Sam Altman a annoncé mercredi à ses employés, lors d’une session de questions-réponses interne, que GPT-5.6 ne serait pas déployé selon le calendrier prévu. L’administration Trump a formulé une demande de réexamen sécuritaire, et OpenAI s’y est bien vite conformé.
Le modèle sera d’abord distribué sous forme de préversion restreinte, accessible uniquement à un groupe limité de clients entreprises, tandis que la Maison-Blanche se réserverait le droit de valider chaque accès au cas par cas. Un filtre gouvernemental appliqué à un produit commercial d’intelligence artificielle… voilà qui tranche avec la rhétorique « speed wins » martelée par Washington depuis des mois.
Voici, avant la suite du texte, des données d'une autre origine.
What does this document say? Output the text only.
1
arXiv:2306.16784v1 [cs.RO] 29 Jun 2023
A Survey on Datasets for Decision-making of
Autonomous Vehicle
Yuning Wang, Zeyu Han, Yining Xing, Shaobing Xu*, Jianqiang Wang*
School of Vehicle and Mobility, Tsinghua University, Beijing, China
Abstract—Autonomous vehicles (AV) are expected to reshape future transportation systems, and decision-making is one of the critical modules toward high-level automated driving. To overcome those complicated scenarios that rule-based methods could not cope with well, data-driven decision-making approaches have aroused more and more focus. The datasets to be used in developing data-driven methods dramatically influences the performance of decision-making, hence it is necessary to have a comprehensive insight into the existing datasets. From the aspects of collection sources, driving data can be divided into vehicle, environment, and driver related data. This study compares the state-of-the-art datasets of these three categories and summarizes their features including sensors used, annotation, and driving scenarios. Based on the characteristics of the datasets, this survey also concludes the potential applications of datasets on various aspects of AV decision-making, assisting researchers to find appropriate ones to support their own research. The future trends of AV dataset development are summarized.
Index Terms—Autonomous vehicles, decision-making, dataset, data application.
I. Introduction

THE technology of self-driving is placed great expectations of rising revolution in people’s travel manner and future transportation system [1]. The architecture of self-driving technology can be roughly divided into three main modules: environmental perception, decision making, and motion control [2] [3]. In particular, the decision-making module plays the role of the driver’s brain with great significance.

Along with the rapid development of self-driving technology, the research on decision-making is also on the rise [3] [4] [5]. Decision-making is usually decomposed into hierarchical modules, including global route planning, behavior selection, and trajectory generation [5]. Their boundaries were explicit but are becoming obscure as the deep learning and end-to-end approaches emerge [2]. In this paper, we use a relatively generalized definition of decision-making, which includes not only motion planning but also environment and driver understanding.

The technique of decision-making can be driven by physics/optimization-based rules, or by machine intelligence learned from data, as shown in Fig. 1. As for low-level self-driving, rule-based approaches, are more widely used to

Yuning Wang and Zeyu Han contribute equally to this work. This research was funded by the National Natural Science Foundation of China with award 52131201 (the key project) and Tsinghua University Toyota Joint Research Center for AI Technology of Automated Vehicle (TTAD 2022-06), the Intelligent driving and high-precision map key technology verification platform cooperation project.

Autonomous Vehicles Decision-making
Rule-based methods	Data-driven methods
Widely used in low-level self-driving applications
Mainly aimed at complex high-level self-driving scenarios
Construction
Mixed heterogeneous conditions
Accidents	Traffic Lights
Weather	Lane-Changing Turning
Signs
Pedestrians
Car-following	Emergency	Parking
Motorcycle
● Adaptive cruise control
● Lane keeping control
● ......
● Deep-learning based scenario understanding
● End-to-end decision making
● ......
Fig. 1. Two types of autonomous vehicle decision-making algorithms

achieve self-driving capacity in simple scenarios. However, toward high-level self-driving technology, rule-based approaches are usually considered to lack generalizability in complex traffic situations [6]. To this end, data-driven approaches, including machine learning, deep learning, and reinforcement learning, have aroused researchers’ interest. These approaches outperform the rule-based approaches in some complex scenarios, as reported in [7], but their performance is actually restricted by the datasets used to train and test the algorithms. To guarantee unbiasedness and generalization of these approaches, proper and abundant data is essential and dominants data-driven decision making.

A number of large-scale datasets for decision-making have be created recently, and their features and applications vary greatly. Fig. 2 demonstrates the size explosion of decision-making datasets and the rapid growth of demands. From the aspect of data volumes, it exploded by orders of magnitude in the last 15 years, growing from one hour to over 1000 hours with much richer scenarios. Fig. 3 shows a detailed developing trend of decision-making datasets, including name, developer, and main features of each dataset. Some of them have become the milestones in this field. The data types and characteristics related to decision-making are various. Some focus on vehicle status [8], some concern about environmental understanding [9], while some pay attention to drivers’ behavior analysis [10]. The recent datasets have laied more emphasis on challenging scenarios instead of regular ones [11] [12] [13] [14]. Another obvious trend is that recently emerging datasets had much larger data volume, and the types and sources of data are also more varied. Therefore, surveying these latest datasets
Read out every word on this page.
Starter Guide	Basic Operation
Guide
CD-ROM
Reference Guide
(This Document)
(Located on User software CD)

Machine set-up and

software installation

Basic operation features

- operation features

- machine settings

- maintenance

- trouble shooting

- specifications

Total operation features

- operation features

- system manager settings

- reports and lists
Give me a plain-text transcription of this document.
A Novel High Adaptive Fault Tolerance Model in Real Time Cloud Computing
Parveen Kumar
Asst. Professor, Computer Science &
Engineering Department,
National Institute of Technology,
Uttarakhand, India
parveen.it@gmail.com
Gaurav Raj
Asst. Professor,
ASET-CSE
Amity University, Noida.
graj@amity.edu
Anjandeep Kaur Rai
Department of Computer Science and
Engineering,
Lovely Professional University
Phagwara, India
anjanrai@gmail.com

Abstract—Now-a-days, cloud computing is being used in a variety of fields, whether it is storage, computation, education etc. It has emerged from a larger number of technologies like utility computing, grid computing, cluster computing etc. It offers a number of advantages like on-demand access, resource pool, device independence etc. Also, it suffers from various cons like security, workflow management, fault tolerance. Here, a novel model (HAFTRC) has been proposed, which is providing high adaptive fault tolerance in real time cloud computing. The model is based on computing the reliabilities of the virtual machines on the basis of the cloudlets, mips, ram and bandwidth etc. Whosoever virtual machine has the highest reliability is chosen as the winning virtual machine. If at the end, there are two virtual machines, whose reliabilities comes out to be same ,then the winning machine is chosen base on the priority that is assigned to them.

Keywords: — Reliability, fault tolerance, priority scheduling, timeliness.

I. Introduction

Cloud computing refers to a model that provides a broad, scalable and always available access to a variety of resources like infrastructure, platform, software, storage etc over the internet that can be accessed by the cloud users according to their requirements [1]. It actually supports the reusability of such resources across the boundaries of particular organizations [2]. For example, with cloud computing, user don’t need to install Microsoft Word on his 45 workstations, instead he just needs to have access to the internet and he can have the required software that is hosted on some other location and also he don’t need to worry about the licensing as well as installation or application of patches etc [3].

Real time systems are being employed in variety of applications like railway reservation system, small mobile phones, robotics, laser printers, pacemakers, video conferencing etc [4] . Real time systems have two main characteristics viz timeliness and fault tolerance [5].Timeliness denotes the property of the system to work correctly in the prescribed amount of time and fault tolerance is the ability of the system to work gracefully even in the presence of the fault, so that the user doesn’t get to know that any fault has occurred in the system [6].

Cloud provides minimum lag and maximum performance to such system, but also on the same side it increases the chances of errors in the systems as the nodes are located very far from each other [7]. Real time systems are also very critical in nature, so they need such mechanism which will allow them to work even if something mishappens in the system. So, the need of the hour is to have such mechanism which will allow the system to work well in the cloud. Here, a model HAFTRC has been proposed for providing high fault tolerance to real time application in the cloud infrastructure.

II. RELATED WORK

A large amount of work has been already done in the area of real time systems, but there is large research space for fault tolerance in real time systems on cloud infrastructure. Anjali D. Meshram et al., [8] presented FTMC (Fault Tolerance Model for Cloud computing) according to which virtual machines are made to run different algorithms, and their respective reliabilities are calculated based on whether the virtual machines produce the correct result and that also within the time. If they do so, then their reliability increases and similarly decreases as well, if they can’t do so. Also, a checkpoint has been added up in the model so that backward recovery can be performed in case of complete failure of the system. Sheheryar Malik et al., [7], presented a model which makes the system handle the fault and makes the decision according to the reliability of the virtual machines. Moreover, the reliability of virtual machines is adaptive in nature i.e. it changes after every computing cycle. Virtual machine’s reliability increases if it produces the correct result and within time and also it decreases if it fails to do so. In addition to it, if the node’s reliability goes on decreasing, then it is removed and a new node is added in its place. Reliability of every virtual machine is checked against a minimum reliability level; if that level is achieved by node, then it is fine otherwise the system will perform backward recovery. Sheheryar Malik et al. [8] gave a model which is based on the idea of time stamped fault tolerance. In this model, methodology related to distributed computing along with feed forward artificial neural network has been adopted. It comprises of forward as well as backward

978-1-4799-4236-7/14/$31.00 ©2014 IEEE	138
OpenAI bénéficie toutefois d’un traitement sensiblement plus souple que celui infligé à son rival Anthropic. Ce dernier s’est vu imposer, en tout cas selon les informations rapportées par The Verge, une directive de contrôle des exportations lui ordonnant de suspendre purement l’accès à ses modèles Mythos 5 et Fable 5. La directive interdisait aux « ressortissants étrangers » d’utiliser ces technologies, y compris les propres employés d’Anthropic ne disposant pas de la citoyenneté américaine. Une mesure d’une sévérité qui a fait frémir la Silicon Valley tout entière.
Cette asymétrie dans le traitement réservé aux deux entreprises pose une question légitime. Pourquoi OpenAI obtient-il un compromis négocié là où Anthropic reçoit un ultimatum ? La proximité entre Sam Altman et certains cercles du pouvoir fédéral n’échappe à personne, et la géométrie variable de la régulation alimente déjà des soupçons de favoritisme industriel que l’administration aura du mal à dissiper.
Le timing de cette annonce coïncide par ailleurs avec un autre signal fort rapporté par le New York Times, selon lequel OpenAI pencherait désormais vers un report de son introduction en bourse à l’année prochaine. La conjonction des deux décisions dessine un tableau où l’entreprise semble avoir délibérément ralenti sa trajectoire, acceptant de troquer la vitesse contre une forme de protection politique.
L’industrie américaine de l’IA se retrouve ainsi prise dans un paradoxe que personne n’avait tout à fait anticipé. Le gouvernement qui promettait de libérer l’innovation impose désormais des verrous d’accès sur les modèles les plus avancés, et distribue ses faveurs avec une sélectivité qui ressemble davantage à de la politique industrielle qu’à de la régulation sécuritaire. GPT-5.6 finira par sortir, mais la question de savoir qui décide du rythme de l’IA américaine a déjà trouvé sa réponse à Washington.